Everyone knows about it, but no one’s talking. The US President has talked of his visit, the Indian Prime Minister has talked of being ready to welcome India’s “honoured guest”, but its not been announced till date.
Considered by analysts to be among the most significant visits by a head of state, given the bilateral civil nuclear cooperation deal on the table, the secrecy surrounding the visit is “understandable” from the security viewpoint, officials said, but “awkward” from aspects like announcing traffic restrictions and coordination details. In fact, the MEA put out an ‘advisory’ for a “VVIP visit(s)” asking the media for their particulars and photographs for coverage at various unspecified venues.

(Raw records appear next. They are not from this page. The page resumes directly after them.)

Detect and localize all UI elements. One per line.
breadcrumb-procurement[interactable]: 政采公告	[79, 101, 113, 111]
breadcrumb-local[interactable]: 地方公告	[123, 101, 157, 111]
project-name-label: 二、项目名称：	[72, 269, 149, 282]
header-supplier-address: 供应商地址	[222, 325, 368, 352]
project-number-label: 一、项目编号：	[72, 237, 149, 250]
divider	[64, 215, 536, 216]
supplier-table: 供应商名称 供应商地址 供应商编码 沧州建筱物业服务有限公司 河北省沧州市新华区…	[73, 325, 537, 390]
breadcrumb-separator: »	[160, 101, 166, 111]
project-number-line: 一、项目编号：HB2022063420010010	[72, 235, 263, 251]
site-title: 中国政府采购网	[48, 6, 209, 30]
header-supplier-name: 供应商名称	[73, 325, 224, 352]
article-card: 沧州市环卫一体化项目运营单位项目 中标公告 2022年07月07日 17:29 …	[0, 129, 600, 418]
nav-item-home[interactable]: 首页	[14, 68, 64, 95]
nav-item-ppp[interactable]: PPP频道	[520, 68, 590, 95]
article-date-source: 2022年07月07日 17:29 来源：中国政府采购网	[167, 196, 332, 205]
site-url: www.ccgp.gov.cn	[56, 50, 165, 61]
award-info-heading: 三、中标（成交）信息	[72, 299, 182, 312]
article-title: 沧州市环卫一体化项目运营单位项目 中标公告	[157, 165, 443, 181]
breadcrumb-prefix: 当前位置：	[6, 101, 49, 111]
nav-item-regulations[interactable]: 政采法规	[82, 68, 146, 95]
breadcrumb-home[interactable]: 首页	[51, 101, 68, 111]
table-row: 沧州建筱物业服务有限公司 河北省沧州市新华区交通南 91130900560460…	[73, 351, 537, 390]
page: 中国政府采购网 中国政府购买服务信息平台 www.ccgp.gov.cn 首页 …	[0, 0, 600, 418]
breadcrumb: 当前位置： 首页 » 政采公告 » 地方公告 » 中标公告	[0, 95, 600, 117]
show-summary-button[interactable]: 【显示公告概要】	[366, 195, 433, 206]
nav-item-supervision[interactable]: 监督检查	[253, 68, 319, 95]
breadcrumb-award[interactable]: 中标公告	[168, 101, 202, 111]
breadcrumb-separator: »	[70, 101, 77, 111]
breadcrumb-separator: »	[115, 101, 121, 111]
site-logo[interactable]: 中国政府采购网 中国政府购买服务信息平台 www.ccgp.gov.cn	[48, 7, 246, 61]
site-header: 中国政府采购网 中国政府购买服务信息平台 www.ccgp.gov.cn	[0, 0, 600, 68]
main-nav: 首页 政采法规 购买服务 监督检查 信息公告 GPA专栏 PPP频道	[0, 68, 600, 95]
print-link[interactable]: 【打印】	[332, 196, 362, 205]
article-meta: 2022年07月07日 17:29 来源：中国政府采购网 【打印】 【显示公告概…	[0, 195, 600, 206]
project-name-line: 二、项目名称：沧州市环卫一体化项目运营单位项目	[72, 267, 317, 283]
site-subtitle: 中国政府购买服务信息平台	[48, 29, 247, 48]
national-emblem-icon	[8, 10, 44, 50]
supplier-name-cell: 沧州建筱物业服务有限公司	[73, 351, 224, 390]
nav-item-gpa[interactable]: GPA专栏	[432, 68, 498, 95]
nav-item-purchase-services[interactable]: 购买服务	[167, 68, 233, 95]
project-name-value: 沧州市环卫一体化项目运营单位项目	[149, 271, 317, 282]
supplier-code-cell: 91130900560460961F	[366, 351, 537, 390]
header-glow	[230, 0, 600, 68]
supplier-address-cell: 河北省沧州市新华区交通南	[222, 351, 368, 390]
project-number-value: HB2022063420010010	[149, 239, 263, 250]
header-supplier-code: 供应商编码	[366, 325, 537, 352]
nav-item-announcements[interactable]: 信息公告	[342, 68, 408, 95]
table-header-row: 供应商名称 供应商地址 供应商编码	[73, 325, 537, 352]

President Bush’s departure is equally shrouded in official secrecy, with details of his visit to Pakistan, after India, totally under wraps. A brief stopover in Afghanistan is also being considered. Contrast this with 1959, when President Dwight D. Eisenhower, the first US President to visit India, and also a Republican, came to New Delhi. He was escorted by Prime Minister Jawaharlal Nehru in an open motorcade from Palam, driving through Connaught Place en route to Rashtrapati Bhavan, where he stayed.
Almost a million cheering people lined the route, recalled Natwar Singh, then a young officer involved with the visit. Eisenhower addressed Parliament and was accorded a civic reception at Ram Lila grounds, after which Nehru said President "Eisenhower has given us a part of his heart."
Another Republican President, Richard Nixon, visited India for 24 hours in 1969. PM Indira Gandhi received him at the airport and, though it was not a state visit, there was a banquet in his honour at Rashtrapati Bhavan.
President Jimmy Carter, a Democrat, visited in 1978 and drove to a village in Haryana, since renamed Carterpuri. He addressed Parliament but did not meet Indira Gandhi, then in the Opposition.
The next US Presidential visit happened 22 years later, in 2000, when Bill Clinton, also a Democrat, came to India. The new millennium saw all the modern trappings of security manifest themselves.
The Maurya Sheraton then, as now, has been completely taken over, but his visit was announced "some days" in advance.